Wenn auch vielfach unerwünscht: Genossenschaftliche Demokratie ist recht einfach. Grundsätzlich können die Genossenschaftsmitglieder die Leitung ihrer Genossenschaft wieder selbst übernehmen. Die Satzung ist das Grundgesetz jeder Genossenschaft. Die Generalversammlung kann als höchstes Entscheidungsorgan der Genossenschaft eine neue Satzung verabschieden, den Prüfungsverband wechseln und wenn es notwendig ist, Aufsichtsrat und Vorstand absetzen. Die Generalversammlung kann auch den Geschäftsgegenstand ändern. Bankgenossenschaften können ihr Bankgeschäft verkaufen, den Geschäftszweck der Genossenschaft ändern und ihre Genossenschaft als Bürgergenossenschaft weiterführen. Die Mitglieder der Wohnungsgenossenschaften können die Nutzungsgebühr selbst festlegen und selbst entscheiden, wie die Rücklagen der Genossenschaft zu verwenden sind. Dies alles ist jedoch kaum bekannt, weshalb igenos sich vorgenommen hat, für Aufklärung zu sorgen.

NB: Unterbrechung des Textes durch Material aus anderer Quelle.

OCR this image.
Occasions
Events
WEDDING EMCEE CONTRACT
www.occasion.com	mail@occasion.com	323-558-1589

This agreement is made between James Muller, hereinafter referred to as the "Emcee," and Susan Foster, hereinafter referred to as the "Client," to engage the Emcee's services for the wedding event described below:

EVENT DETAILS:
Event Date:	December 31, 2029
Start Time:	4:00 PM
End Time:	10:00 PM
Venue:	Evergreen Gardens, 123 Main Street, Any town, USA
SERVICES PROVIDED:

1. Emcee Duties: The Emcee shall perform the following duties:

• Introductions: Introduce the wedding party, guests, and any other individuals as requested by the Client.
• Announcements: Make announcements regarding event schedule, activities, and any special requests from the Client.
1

Was ist igenos und was welche Ziele verfolgt sie? Die Kurzform steht für Interessengemeinschaft Genossenschaft. Mit den genonachrichten.de und der genossenschaftswelt.de unterstützen wir die Vernetzung regionaler Mitgliederinitiativen. coopgo.de versteht sich als basisdemokratisch organisierte Sammelbewegung.
Der neu gegründete MMW-Coopgo.de Spitzenverband ist die politische Interessenvertretung der Kooperationswirtschaft und der einzige Deutsche Genossenschaftsverband, in dem auch die Genossenschaftsmitglieder mitentscheiden. Internationaler Tag der Genossenschaften 2019 – ein Ereignis, dass uns nachdenklich stimmt.
Gerald Wiegner, Vorstand igenos e.V.